On this note, the US Justice Department has blocked Maersk selling its box manufacturing unit to the Chinese because it would have combined two of the world’s four suppliers of refrigerated shipping containers, further concentrated the global cold supply chain, and consolidated control of over 90% of insulated container box and refrigerated shipping container production in Chinese SOEs or state-controlled entities. Somebody sees we are ‘in deep ship’ on the supply side. (Then again, the SEC signed a deal over audits of China’s US-listed firms: now to make them comply.)

J-Hole showed little intellectual honesty because it has a hole where an ideological “-ism” to frame what we are ‘allowed’ to do in this economic war should be.

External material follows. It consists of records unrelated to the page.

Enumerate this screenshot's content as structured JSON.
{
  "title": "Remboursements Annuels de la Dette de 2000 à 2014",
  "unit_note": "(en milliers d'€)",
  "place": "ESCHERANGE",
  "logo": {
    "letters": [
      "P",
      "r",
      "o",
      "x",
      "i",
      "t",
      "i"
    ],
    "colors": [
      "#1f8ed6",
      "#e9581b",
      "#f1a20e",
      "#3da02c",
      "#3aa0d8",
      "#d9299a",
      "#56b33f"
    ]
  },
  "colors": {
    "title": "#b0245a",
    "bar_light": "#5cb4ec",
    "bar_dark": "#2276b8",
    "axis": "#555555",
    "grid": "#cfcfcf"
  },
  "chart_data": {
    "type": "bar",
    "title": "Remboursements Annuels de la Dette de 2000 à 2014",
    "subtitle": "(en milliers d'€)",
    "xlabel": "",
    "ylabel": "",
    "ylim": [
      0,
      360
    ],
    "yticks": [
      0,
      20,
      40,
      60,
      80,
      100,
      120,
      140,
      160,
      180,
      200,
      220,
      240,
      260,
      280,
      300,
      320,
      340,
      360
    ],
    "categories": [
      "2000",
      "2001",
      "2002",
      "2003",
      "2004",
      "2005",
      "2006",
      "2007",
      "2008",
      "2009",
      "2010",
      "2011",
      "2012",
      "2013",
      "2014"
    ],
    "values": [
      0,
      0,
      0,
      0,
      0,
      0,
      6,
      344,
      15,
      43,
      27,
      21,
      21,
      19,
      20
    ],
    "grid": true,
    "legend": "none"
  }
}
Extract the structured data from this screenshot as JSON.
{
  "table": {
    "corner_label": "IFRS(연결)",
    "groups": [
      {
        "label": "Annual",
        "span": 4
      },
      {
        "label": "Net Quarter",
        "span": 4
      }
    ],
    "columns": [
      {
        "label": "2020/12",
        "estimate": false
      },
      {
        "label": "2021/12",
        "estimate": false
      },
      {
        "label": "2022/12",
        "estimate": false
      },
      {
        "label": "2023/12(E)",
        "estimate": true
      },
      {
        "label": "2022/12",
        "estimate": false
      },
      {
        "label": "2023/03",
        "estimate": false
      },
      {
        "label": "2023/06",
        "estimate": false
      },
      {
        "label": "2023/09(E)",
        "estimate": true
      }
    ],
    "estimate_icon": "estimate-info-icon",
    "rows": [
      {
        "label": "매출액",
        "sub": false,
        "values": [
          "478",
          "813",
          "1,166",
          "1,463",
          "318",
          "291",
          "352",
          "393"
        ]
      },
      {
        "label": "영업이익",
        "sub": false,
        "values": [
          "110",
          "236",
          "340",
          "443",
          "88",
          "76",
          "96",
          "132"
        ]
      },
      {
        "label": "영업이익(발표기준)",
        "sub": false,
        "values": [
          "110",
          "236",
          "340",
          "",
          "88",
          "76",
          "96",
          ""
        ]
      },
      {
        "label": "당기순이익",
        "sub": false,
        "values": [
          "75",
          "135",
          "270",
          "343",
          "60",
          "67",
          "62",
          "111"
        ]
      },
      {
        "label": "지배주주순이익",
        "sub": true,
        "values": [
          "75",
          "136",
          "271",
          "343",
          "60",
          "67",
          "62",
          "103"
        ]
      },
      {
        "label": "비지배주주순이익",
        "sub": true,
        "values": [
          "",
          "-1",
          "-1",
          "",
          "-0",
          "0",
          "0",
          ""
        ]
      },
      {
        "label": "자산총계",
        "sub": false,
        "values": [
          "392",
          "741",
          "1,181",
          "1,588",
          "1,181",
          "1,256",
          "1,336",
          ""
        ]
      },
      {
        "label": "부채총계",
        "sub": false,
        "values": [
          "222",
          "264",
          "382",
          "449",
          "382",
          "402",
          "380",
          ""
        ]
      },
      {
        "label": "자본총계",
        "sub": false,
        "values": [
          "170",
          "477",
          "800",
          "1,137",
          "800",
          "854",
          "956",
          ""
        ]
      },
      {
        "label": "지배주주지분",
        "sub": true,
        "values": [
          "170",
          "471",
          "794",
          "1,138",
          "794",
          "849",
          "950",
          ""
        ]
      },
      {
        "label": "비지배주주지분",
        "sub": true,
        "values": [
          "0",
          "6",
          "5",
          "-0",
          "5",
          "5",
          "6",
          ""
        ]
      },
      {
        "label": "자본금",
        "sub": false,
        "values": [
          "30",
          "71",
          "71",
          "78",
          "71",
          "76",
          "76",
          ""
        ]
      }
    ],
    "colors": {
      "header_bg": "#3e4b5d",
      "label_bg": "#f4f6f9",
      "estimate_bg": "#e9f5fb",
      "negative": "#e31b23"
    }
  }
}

As Solzhenitsyn said: “Ideology – that is what gives evildoing its long-sought justification and gives the evildoer the necessary steadfastness and determination.” The Pepe Escobars clearly have theirs nailed down.

While we try to agree on one, it is clear that what the West needs like J-Hole in the head is Nine Inch Nails’ ‘Head Like a Hole: “God money, I'll do anything for you; God money, just tell me what you want me to; God money, nail me up against the wall; God money, don't want everything he wants it all; No you can’t take it; No you can’t take it; No you can’t take that away from me; Head like a hole; Black as your soul; I'd rather die; Than give you control; Bow down before the one you serve; You're going to get what you deserve.”

Day ahead

Today is quiet for data, with just a speech from the ECB’s Lane and the US Dallas Fed survey.